Now, one from guardian The way these two things are being revealed. According to a mental health professional, a survey found that 52 of the first 100 videos tagged #MentalHealthTips contained at least some misinformation. These clips discuss conditions and experiences such as anxiety, depression, bipolar disorder, trauma, neurological disorders.

“Tiktok’s proposal of having secret universal cues and truths to spread false information may actually make the audience feel worse, such as failure, when these techniques are more than just healing,” said Amber Johnston, a psychologist at the British Psychosocial Credit. guardian.

Experts identified four main topics in misleading and inaccurate information. The first is pathological emotions, which are in videos describing daily feelings, such as fatigue or surrounding anxiety, which are clear indicators of a particular mental illness. They seem to mean experiencing any symptoms of a mental health disorder means the audience must live with it.

Then, whether it is by inaccurately describing mental health disorders or using words like abuse, certain actions can be explained without context or nuance, abuse of therapeutic language. The third category is reportedly the most common: unproven treatment and false claims. These clips include some way to heal the trauma in just one hour, ingesting something can cause depression, and the supplements made to relieve anxiety.

The last topic identified is anecdotal evidence. Videos in this field include recommendations for hospitalization based solely on the creator’s own experience. Another person in the hospital gown showed that he implied himself in the psychiatry department because they were too honest with the therapist.
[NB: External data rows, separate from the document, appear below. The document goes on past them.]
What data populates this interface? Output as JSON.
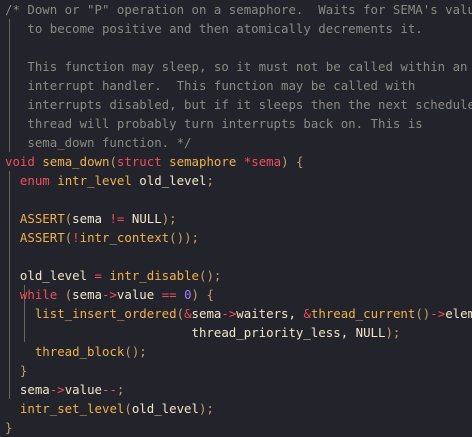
{
  "theme": {
    "background": "#22232b",
    "plain": "#f3e6c9",
    "comment": "#8d8a84",
    "keyword": "#f14e5b",
    "type": "#f0b24f",
    "function": "#f0b24f",
    "operator": "#f14e5b",
    "number": "#a67dff",
    "punct": "#c49e67",
    "guide": "#6a665f"
  },
  "code": {
    "lines": [
      {
        "tokens": [
          {
            "t": "/* Down or \"P\" operation on a semaphore.  Waits for SEMA's value",
            "k": "comment"
          }
        ]
      },
      {
        "tokens": [
          {
            "t": "   to become positive and then atomically decrements it.",
            "k": "comment"
          }
        ]
      },
      {
        "tokens": []
      },
      {
        "tokens": [
          {
            "t": "   This function may sleep, so it must not be called within an",
            "k": "comment"
          }
        ]
      },
      {
        "tokens": [
          {
            "t": "   interrupt handler.  This function may be called with",
            "k": "comment"
          }
        ]
      },
      {
        "tokens": [
          {
            "t": "   interrupts disabled, but if it sleeps then the next scheduled",
            "k": "comment"
          }
        ]
      },
      {
        "tokens": [
          {
            "t": "   thread will probably turn interrupts back on. This is",
            "k": "comment"
          }
        ]
      },
      {
        "tokens": [
          {
            "t": "   sema_down function. */",
            "k": "comment"
          }
        ]
      },
      {
        "tokens": [
          {
            "t": "void",
            "k": "keyword"
          },
          {
            "t": " ",
            "k": "plain"
          },
          {
            "t": "sema_down",
            "k": "function"
          },
          {
            "t": "(",
            "k": "punct"
          },
          {
            "t": "struct",
            "k": "keyword"
          },
          {
            "t": " ",
            "k": "plain"
          },
          {
            "t": "semaphore",
            "k": "type"
          },
          {
            "t": " ",
            "k": "plain"
          },
          {
            "t": "*",
            "k": "operator"
          },
          {
            "t": "sema",
            "k": "keyword"
          },
          {
            "t": ") {",
            "k": "punct"
          }
        ]
      },
      {
        "tokens": [
          {
            "t": "  ",
            "k": "plain"
          },
          {
            "t": "enum",
            "k": "keyword"
          },
          {
            "t": " ",
            "k": "plain"
          },
          {
            "t": "intr_level",
            "k": "type"
          },
          {
            "t": " old_level",
            "k": "plain"
          },
          {
            "t": ";",
            "k": "punct"
          }
        ]
      },
      {
        "tokens": []
      },
      {
        "tokens": [
          {
            "t": "  ",
            "k": "plain"
          },
          {
            "t": "ASSERT",
            "k": "macro"
          },
          {
            "t": "(",
            "k": "punct"
          },
          {
            "t": "sema",
            "k": "plain"
          },
          {
            "t": " ",
            "k": "plain"
          },
          {
            "t": "!=",
            "k": "operator"
          },
          {
            "t": " ",
            "k": "plain"
          },
          {
            "t": "NULL",
            "k": "plain"
          },
          {
            "t": ");",
            "k": "punct"
          }
        ]
      },
      {
        "tokens": [
          {
            "t": "  ",
            "k": "plain"
          },
          {
            "t": "ASSERT",
            "k": "macro"
          },
          {
            "t": "(",
            "k": "punct"
          },
          {
            "t": "!",
            "k": "operator"
          },
          {
            "t": "intr_context",
            "k": "function"
          },
          {
            "t": "());",
            "k": "punct"
          }
        ]
      },
      {
        "tokens": []
      },
      {
        "tokens": [
          {
            "t": "  old_level ",
            "k": "plain"
          },
          {
            "t": "=",
            "k": "operator"
          },
          {
            "t": " ",
            "k": "plain"
          },
          {
            "t": "intr_disable",
            "k": "function"
          },
          {
            "t": "();",
            "k": "punct"
          }
        ]
      },
      {
        "tokens": [
          {
            "t": "  ",
            "k": "plain"
          },
          {
            "t": "while",
            "k": "keyword"
          },
          {
            "t": " (",
            "k": "punct"
          },
          {
            "t": "sema",
            "k": "plain"
          },
          {
            "t": "->",
            "k": "operator"
          },
          {
            "t": "value ",
            "k": "plain"
          },
          {
            "t": "==",
            "k": "operator"
          },
          {
            "t": " ",
            "k": "plain"
          },
          {
            "t": "0",
            "k": "number"
          },
          {
            "t": ") {",
            "k": "punct"
          }
        ]
      },
      {
        "tokens": [
          {
            "t": "    ",
            "k": "plain"
          },
          {
            "t": "list_insert_ordered",
            "k": "function"
          },
          {
            "t": "(",
            "k": "punct"
          },
          {
            "t": "&",
            "k": "operator"
          },
          {
            "t": "sema",
            "k": "plain"
          },
          {
            "t": "->",
            "k": "operator"
          },
          {
            "t": "waiters, ",
            "k": "plain"
          },
          {
            "t": "&",
            "k": "operator"
          },
          {
            "t": "thread_current",
            "k": "function"
          },
          {
            "t": "()",
            "k": "punct"
          },
          {
            "t": "->",
            "k": "operator"
          },
          {
            "t": "elem,",
            "k": "plain"
          }
        ]
      },
      {
        "tokens": [
          {
            "t": "                         thread_priority_less, ",
            "k": "plain"
          },
          {
            "t": "NULL",
            "k": "plain"
          },
          {
            "t": ");",
            "k": "punct"
          }
        ]
      },
      {
        "tokens": [
          {
            "t": "    ",
            "k": "plain"
          },
          {
            "t": "thread_block",
            "k": "function"
          },
          {
            "t": "();",
            "k": "punct"
          }
        ]
      },
      {
        "tokens": [
          {
            "t": "  }",
            "k": "punct"
          }
        ]
      },
      {
        "tokens": [
          {
            "t": "  ",
            "k": "plain"
          },
          {
            "t": "sema",
            "k": "plain"
          },
          {
            "t": "->",
            "k": "operator"
          },
          {
            "t": "value",
            "k": "plain"
          },
          {
            "t": "--",
            "k": "operator"
          },
          {
            "t": ";",
            "k": "punct"
          }
        ]
      },
      {
        "tokens": [
          {
            "t": "  ",
            "k": "plain"
          },
          {
            "t": "intr_set_level",
            "k": "function"
          },
          {
            "t": "(",
            "k": "punct"
          },
          {
            "t": "old_level",
            "k": "plain"
          },
          {
            "t": ");",
            "k": "punct"
          }
        ]
      },
      {
        "tokens": [
          {
            "t": "}",
            "k": "punct"
          }
        ]
      }
    ]
  }
}
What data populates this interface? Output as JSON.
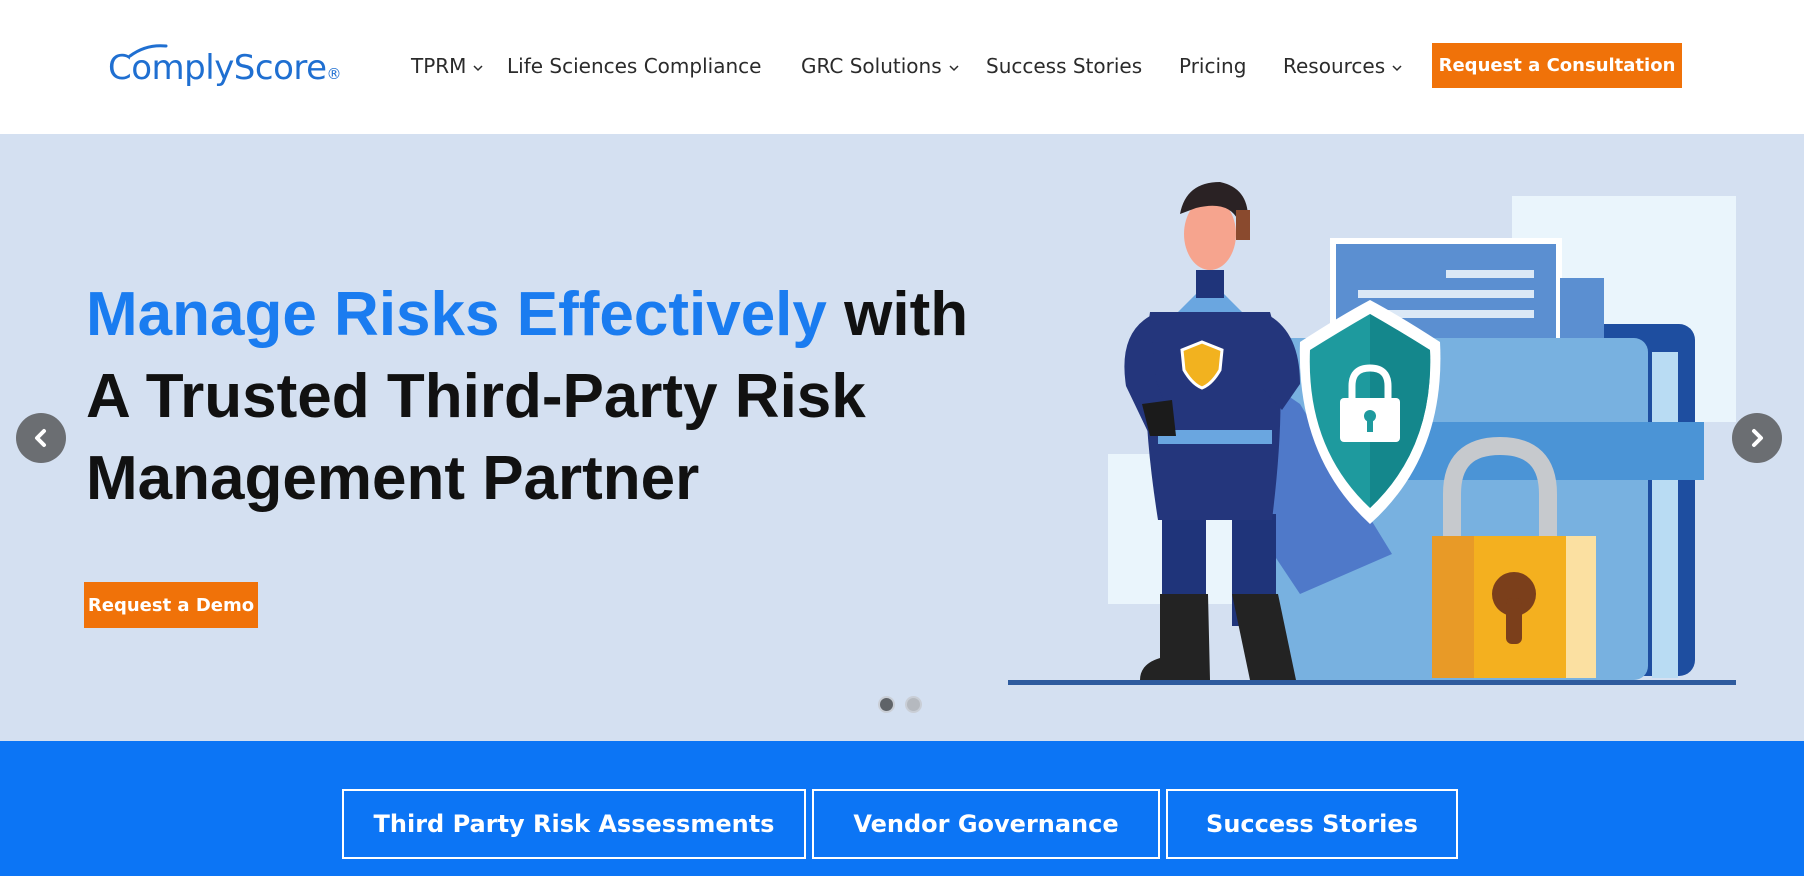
{
  "brand": {
    "name": "ComplyScore",
    "registered": "®",
    "color": "#1f6fd1"
  },
  "nav": {
    "items": [
      {
        "label": "TPRM",
        "has_dropdown": true
      },
      {
        "label": "Life Sciences Compliance",
        "has_dropdown": false
      },
      {
        "label": "GRC Solutions",
        "has_dropdown": true
      },
      {
        "label": "Success Stories",
        "has_dropdown": false
      },
      {
        "label": "Pricing",
        "has_dropdown": false
      },
      {
        "label": "Resources",
        "has_dropdown": true
      }
    ],
    "cta_label": "Request a Consultation"
  },
  "hero": {
    "headline_highlight": "Manage Risks Effectively",
    "headline_rest_1": "with",
    "headline_line2": "A Trusted Third-Party Risk",
    "headline_line3": "Management Partner",
    "demo_button_label": "Request a Demo",
    "slides_total": 2,
    "active_slide": 1,
    "prev_icon": "chevron-left-icon",
    "next_icon": "chevron-right-icon"
  },
  "quick_links": [
    {
      "label": "Third Party Risk Assessments"
    },
    {
      "label": "Vendor Governance"
    },
    {
      "label": "Success Stories"
    }
  ],
  "colors": {
    "accent_orange": "#f07209",
    "hero_bg": "#d4e0f1",
    "strip_bg": "#0c75f5",
    "headline_blue": "#1a7cf0"
  }
}
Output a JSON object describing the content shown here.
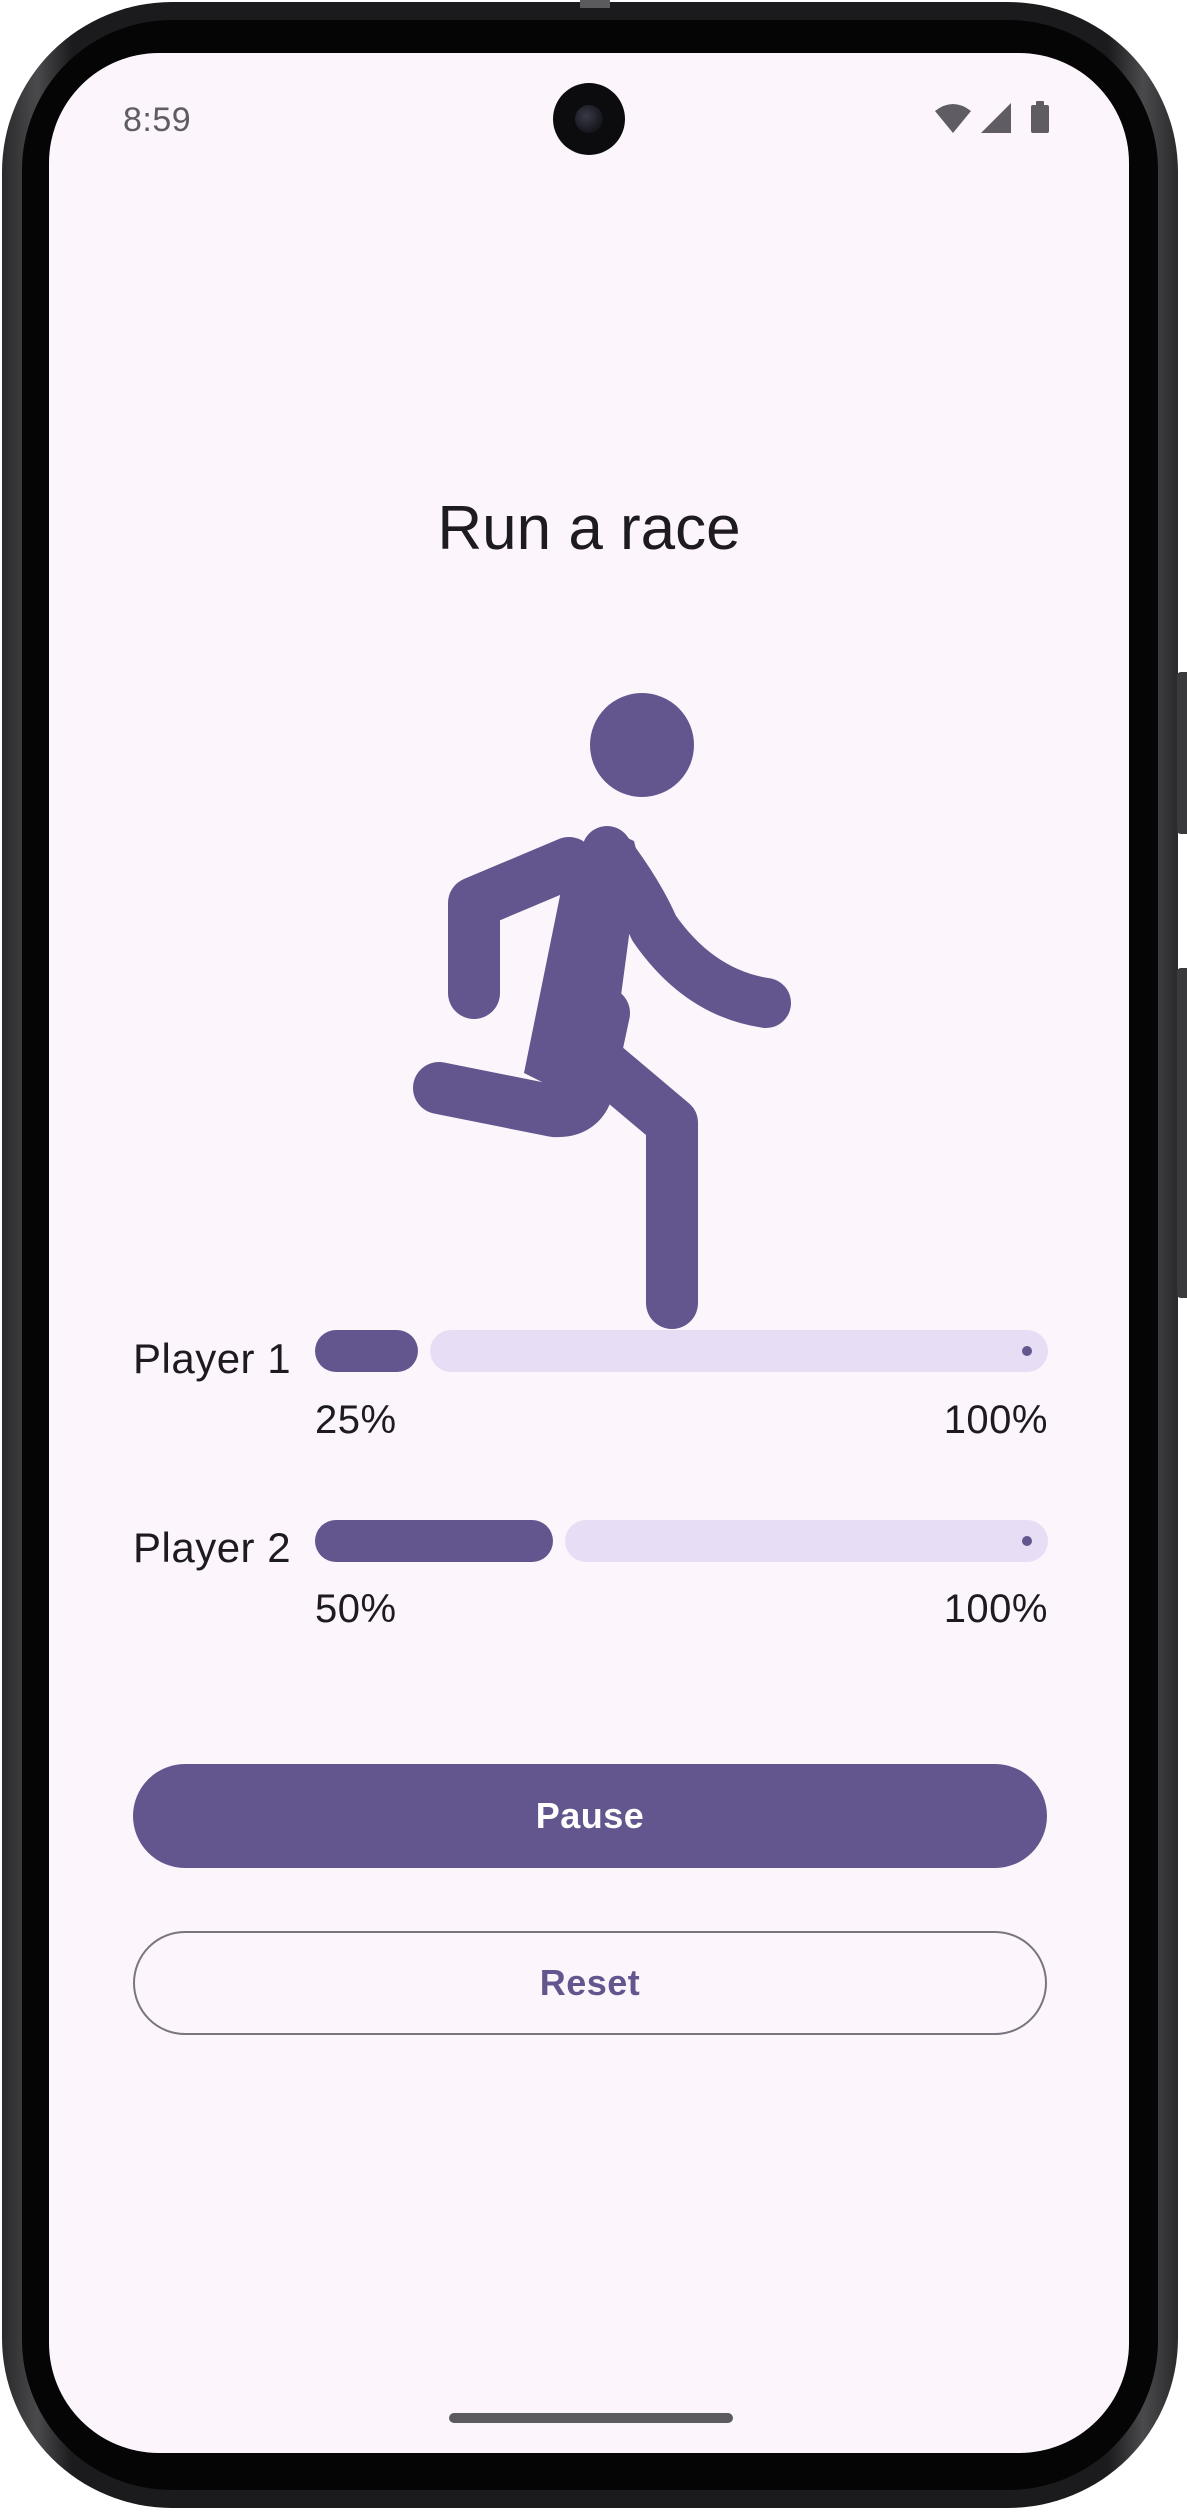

Misinformation is a huge problem on the entire social media platform, and many companies have nothing to do with it. Take Meta, which deleted its fact-checking program in the United States in April this year. Instead, it chose community notes, which allow crowdsourcing responses to positions.

Tiktok has made several claims over the years that it eliminates “problematic” content and inaccurate videos. In a statement shared with it guardianA Tiktok spokesperson praised the app as a place where people can share and support their mental health experiences. “The research approach has obvious limitations, which opposes this free expression and implies that people should not be allowed to share their own stories.”

The spokesman added that Tiktok worked with the World Health Organization and the NHS in the UK to provide accurate information and claimed that the app has removed 98% of the “harmful misinformation before being reported to us”.